A synthetic user can compare your competitor's pricing page to yours from the buyer's perspective. It can navigate both sites, compare them in character, and give you feedback specific to how that buyer type evaluates competitive alternatives. But the person who grounds that calibration in real behavioral data and catches confident fiction? That person is more valuable, not less.
Slide 10
Slide 11
CTOs, CFOs, CISOs, CPOs, COOs, CDOs, CIOs, CMOs, General Counsel, Board Members, VPs of Engineering, Engineering Directors, Engineering Managers, Staff Engineers. Financial services, healthcare, manufacturing, government, EdTech, AgTech, telecom, media, mining.
Four full rewrites in a single session based on scored feedback. The CTO said the title was boring. The CFO said the economics section was napkin math. The CISO flagged five security concerns. The skeptical CPO gave a 3/10 on trust and forced an entire new section on workforce transition.
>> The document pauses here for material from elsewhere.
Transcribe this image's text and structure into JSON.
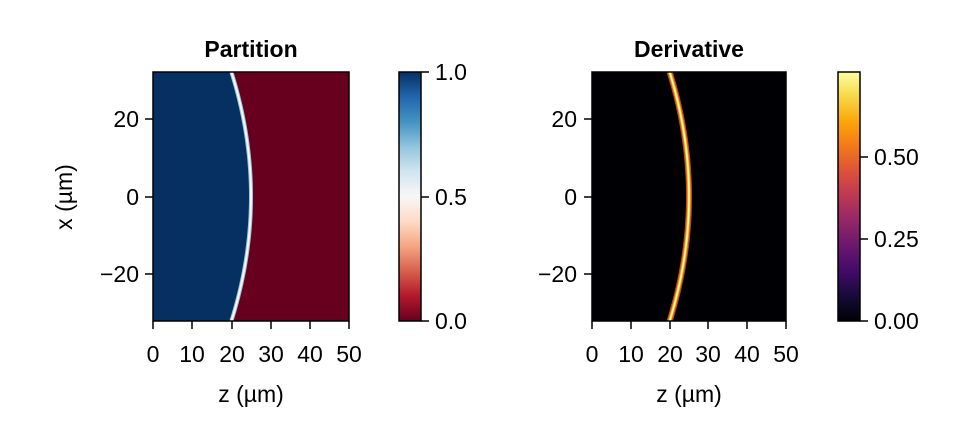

Not everyone liked it. The skeptical CIO gave a 4. The startup CTO gave a 4 — she was already ahead. The government CIO gave a 5 because FedRAMP was a parenthetical. That range is the point. One number would be suspicious. A distribution is real.
"That is the first honest thing I have read from a consultant about security roles in two years."
Kevin O'Brien, synthetic CISO, First Republic Bancorp. Score: 7/10. He spent the first fifteen minutes on data flow architecture.
Slide 12
GDPR, CCPA, HIPAA require legal review before feeding interview data into any external model. The calibration documents themselves may contain behavioral patterns derived from customer data. Your compliance team needs to review the data flow architecture before you pilot this.
A synthetic panel can tell you the reorg announcement will confuse engineering managers. It cannot tell you the reorg will break a trust relationship between two specific leaders that took three years to build. The faster the feedback, the more discipline you need about what it can and cannot tell you.
Slide 13
They already eliminated the obvious mistakes. Their usability studies are sharper because the synthetic panel caught the problems a study should not have to find. Their sales teams are sharper because they rehearsed against calibrated objections. Their People teams heard the pushback before the all-hands, not after.
You do not have to build thirty synthetic users. Build one. Pick your most important buyer persona. The one whose objections keep you up at night. One synthetic user, one page, one hour. That is the cost of finding out whether this works for you.